The US$ pared some losses against the euro following the encouraging ADP jobs report. The euro has been supported recently, rising to within 1% of its all-time high against the US$. The stance of the European Central Bank couldn't be a greater contrast than that of the Fed. ECB members have recently offered up different views on where the Bank would move policy, which created some angst in the market and caused the euro to stall. However, with ECB member Mersche’s comments that those who think the ECB will cut interest rates have “wishful thinking,” speculation has all but disappeared regarding a potential ECB rate cut.
The yen continues to trade in line with movements in equity markets. As markets have been supported in recent days, from the previous lows, the yen has also fallen versus the US$. Interest rates in Japan remain at historically low levels and will continue to support use of the carry trade when volatility declines. In the near term, however, we are likely to see gains against the yen tempered until economic growth begins to pick up toward the end of the first quarter. Given this, expect the yen to trade in whipping ranges ahead and after the Fed meeting.

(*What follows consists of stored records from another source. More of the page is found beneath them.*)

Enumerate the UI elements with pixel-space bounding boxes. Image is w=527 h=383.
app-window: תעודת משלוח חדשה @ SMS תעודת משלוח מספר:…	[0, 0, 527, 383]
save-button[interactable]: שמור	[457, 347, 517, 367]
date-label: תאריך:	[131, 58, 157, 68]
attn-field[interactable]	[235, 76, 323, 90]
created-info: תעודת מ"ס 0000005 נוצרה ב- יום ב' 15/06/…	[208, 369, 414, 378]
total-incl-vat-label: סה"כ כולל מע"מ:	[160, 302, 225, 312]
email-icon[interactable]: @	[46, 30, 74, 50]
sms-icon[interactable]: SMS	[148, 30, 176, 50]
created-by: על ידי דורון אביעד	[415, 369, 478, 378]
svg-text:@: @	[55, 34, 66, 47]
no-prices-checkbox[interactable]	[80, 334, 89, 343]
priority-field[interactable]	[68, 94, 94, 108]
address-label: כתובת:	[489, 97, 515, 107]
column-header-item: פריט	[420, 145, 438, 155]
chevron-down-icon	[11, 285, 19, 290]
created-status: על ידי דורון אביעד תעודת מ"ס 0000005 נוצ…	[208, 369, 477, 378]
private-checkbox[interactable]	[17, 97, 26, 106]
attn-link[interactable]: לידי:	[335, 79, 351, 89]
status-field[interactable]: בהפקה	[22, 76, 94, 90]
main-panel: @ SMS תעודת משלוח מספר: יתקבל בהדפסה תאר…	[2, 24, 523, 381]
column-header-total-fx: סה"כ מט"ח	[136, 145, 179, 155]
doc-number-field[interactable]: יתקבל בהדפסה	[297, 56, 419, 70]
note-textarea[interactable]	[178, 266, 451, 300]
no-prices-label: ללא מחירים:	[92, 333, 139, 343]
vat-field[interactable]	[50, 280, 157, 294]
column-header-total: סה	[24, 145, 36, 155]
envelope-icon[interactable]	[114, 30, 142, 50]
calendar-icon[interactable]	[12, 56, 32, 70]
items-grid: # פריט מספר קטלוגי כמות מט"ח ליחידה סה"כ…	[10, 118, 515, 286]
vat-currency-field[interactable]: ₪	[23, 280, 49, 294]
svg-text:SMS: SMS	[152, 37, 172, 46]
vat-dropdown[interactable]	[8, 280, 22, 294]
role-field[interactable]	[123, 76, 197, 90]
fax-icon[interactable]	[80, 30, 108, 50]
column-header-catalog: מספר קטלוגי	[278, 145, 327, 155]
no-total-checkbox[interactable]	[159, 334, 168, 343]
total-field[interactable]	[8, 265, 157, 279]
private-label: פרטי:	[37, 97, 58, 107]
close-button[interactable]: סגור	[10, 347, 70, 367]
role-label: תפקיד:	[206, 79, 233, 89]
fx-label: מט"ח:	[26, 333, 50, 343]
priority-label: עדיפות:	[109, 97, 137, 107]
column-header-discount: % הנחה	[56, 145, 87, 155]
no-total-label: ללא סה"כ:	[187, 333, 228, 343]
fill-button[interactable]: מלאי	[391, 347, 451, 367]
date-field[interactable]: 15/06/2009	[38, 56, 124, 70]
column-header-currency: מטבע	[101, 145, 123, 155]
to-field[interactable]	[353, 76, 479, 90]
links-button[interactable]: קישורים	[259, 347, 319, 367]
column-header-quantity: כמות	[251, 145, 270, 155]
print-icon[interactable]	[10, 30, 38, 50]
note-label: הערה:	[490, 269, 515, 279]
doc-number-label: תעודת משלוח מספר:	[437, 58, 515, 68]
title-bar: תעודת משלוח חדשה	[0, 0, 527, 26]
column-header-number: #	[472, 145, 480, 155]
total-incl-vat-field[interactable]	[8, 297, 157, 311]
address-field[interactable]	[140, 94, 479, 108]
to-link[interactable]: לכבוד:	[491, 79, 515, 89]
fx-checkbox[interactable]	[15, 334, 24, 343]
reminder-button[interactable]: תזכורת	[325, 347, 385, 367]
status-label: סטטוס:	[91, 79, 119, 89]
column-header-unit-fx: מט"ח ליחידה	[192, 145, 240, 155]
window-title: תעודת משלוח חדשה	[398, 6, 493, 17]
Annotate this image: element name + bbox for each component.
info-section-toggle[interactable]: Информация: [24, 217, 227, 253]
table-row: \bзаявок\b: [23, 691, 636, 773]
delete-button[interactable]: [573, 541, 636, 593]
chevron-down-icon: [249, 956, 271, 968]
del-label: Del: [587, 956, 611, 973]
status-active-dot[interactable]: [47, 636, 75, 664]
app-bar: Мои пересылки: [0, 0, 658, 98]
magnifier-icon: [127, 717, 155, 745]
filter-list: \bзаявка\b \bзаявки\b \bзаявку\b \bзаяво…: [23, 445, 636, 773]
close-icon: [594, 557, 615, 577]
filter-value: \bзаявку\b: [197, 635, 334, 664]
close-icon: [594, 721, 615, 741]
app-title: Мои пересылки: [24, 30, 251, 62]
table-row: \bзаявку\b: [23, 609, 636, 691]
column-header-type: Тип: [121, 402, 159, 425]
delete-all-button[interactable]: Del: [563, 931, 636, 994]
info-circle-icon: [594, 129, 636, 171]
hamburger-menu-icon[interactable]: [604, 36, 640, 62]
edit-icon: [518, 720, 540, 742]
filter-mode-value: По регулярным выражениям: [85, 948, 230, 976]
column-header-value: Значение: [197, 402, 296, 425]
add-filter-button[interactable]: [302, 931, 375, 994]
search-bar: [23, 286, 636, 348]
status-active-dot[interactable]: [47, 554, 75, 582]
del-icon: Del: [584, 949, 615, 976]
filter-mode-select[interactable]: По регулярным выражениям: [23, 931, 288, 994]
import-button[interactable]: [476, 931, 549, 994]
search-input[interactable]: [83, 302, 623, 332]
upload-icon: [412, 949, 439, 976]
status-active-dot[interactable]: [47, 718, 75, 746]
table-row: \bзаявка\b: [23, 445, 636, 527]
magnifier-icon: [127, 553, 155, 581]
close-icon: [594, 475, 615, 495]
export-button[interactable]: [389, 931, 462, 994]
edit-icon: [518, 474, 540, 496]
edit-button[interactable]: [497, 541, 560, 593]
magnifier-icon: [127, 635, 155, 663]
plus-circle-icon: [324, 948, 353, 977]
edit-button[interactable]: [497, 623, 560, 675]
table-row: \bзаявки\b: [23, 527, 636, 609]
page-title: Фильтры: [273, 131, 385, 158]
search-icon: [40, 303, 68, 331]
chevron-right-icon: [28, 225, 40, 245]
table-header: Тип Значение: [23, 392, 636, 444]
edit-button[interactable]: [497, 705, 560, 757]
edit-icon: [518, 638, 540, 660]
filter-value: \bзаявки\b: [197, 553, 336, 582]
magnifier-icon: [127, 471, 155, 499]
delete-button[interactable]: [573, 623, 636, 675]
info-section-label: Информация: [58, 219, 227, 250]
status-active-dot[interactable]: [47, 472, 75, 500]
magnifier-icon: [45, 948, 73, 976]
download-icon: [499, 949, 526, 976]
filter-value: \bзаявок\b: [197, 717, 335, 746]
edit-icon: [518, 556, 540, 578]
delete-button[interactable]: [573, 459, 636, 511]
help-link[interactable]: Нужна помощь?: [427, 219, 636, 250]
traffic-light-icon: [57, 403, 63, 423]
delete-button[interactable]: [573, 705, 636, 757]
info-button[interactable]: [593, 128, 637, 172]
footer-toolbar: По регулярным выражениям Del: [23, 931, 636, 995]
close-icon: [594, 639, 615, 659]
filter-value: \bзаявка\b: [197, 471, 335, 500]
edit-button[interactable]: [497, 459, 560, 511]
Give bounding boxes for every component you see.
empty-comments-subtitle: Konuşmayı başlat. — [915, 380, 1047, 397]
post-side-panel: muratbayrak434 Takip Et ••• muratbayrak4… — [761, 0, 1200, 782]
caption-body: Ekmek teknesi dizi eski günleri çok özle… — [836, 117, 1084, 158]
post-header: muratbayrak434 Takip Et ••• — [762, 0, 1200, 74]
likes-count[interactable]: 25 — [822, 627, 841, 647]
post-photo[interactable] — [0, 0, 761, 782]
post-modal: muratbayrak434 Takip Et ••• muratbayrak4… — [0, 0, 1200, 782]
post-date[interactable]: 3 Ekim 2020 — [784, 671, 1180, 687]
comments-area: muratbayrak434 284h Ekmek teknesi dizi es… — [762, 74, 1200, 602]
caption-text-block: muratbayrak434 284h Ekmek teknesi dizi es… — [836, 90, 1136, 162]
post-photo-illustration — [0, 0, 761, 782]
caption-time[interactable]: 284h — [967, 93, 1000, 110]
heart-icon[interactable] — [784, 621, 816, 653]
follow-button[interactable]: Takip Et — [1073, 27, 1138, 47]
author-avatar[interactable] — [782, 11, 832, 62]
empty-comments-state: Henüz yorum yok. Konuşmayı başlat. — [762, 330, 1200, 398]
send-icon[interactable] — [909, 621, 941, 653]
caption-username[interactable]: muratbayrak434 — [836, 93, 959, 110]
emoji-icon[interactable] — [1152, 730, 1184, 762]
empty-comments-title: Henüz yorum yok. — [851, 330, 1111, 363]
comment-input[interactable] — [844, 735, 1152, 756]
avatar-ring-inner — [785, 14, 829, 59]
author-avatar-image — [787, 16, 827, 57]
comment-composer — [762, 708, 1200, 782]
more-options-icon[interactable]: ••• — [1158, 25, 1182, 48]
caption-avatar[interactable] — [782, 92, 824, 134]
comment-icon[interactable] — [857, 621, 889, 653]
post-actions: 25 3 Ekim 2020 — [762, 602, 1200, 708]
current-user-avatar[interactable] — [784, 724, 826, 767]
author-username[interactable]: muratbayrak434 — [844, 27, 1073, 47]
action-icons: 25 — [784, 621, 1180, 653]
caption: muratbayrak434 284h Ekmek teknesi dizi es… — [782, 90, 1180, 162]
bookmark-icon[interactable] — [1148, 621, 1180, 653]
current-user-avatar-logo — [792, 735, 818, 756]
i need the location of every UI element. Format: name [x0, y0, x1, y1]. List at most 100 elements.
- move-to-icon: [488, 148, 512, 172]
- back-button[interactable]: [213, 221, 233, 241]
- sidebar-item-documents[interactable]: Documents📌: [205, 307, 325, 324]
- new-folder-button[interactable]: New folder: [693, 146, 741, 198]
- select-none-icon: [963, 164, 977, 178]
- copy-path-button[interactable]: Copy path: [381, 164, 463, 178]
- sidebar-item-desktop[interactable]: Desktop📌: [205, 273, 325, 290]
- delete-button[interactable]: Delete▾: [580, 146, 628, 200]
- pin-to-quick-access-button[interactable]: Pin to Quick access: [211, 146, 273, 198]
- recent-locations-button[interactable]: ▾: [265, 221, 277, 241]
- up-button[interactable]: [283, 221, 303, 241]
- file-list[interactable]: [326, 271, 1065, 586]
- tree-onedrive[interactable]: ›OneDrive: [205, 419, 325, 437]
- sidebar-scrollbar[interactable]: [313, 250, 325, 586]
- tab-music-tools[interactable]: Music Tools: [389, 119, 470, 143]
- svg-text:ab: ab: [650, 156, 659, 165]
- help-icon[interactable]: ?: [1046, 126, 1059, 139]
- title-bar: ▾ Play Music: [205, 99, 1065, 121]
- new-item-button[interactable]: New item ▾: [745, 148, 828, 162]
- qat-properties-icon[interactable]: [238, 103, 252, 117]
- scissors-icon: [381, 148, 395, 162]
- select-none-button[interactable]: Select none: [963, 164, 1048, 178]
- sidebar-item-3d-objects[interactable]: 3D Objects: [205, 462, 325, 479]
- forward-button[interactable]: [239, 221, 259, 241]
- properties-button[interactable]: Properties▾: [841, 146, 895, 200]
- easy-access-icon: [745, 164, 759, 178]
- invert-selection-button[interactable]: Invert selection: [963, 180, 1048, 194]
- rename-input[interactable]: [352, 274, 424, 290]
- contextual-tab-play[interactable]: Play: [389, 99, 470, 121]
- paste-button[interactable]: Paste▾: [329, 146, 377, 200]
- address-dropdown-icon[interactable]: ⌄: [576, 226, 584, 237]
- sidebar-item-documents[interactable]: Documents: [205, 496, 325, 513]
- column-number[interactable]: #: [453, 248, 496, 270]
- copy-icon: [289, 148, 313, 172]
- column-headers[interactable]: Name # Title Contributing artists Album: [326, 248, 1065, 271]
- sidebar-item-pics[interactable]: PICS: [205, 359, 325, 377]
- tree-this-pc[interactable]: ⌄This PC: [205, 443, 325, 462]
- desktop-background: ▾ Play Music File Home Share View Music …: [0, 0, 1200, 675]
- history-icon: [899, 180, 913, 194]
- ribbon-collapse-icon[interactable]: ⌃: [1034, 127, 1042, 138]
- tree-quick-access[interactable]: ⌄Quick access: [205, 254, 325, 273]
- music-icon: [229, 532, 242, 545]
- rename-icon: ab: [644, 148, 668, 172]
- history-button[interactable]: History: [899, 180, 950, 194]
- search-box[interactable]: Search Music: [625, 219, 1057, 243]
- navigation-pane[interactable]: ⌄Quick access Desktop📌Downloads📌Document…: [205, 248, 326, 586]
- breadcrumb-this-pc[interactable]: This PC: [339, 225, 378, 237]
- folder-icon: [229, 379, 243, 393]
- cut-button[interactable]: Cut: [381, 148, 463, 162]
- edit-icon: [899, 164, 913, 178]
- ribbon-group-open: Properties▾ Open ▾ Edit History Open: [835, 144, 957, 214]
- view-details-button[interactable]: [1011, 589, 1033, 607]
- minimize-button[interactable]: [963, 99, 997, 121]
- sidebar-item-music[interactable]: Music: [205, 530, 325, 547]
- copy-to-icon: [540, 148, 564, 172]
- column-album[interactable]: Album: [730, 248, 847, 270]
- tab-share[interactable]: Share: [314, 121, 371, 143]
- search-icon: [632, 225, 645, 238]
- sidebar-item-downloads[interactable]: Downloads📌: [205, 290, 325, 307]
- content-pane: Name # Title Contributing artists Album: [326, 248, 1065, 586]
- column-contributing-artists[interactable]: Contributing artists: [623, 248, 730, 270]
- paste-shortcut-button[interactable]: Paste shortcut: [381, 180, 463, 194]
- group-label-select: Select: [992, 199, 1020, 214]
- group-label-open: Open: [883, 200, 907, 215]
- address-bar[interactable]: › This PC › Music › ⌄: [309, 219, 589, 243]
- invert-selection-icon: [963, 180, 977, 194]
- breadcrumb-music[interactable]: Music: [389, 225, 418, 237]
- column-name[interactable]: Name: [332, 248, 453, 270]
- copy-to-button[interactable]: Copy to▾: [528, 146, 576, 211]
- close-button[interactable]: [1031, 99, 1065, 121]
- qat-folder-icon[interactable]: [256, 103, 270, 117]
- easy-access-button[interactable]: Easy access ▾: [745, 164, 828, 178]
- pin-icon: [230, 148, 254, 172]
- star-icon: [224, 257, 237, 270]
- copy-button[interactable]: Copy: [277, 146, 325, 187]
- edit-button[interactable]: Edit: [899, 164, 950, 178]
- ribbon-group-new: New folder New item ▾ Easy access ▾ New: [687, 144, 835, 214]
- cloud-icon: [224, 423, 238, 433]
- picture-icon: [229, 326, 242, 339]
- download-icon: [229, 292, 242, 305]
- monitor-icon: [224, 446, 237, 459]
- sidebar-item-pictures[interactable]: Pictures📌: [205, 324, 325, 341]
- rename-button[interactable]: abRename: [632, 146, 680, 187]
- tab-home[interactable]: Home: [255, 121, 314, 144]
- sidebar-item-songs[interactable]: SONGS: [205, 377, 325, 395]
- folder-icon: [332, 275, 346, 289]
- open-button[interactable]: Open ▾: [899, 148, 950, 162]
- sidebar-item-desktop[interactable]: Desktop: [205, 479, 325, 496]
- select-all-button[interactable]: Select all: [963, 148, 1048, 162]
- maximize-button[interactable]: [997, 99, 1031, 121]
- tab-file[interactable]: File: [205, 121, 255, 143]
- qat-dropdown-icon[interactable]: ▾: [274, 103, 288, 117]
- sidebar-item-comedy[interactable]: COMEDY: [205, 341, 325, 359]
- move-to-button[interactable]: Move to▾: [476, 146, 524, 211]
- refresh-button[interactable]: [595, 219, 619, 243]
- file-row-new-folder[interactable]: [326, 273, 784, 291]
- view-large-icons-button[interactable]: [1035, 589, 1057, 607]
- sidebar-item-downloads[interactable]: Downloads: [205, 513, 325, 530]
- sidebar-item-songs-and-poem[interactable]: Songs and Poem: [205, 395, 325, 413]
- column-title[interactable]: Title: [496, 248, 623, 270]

Sterling rose slightly overnight as recent gains in stock prices have helped to spur some move back into the high-yielding currency. Additionally, overnight, the U.K. Treasury announced that both Governor Mervyn King and member Andrew Sentance will have their terms on the Bank of England extended beyond this year. These have been two of the most hawkish members of the BOE. Recently Governor Mervyn King stated that inflation in the U.K. might rise above 3% at some point this year. At the same time, Mr. Sentance stated that forecasts for excessive U.K. rate cuts are ignoring the upside risk to inflation. While the terms of these members were expected to extend, it has helped to support the pound overnight as forecasts for rate cuts are pared back.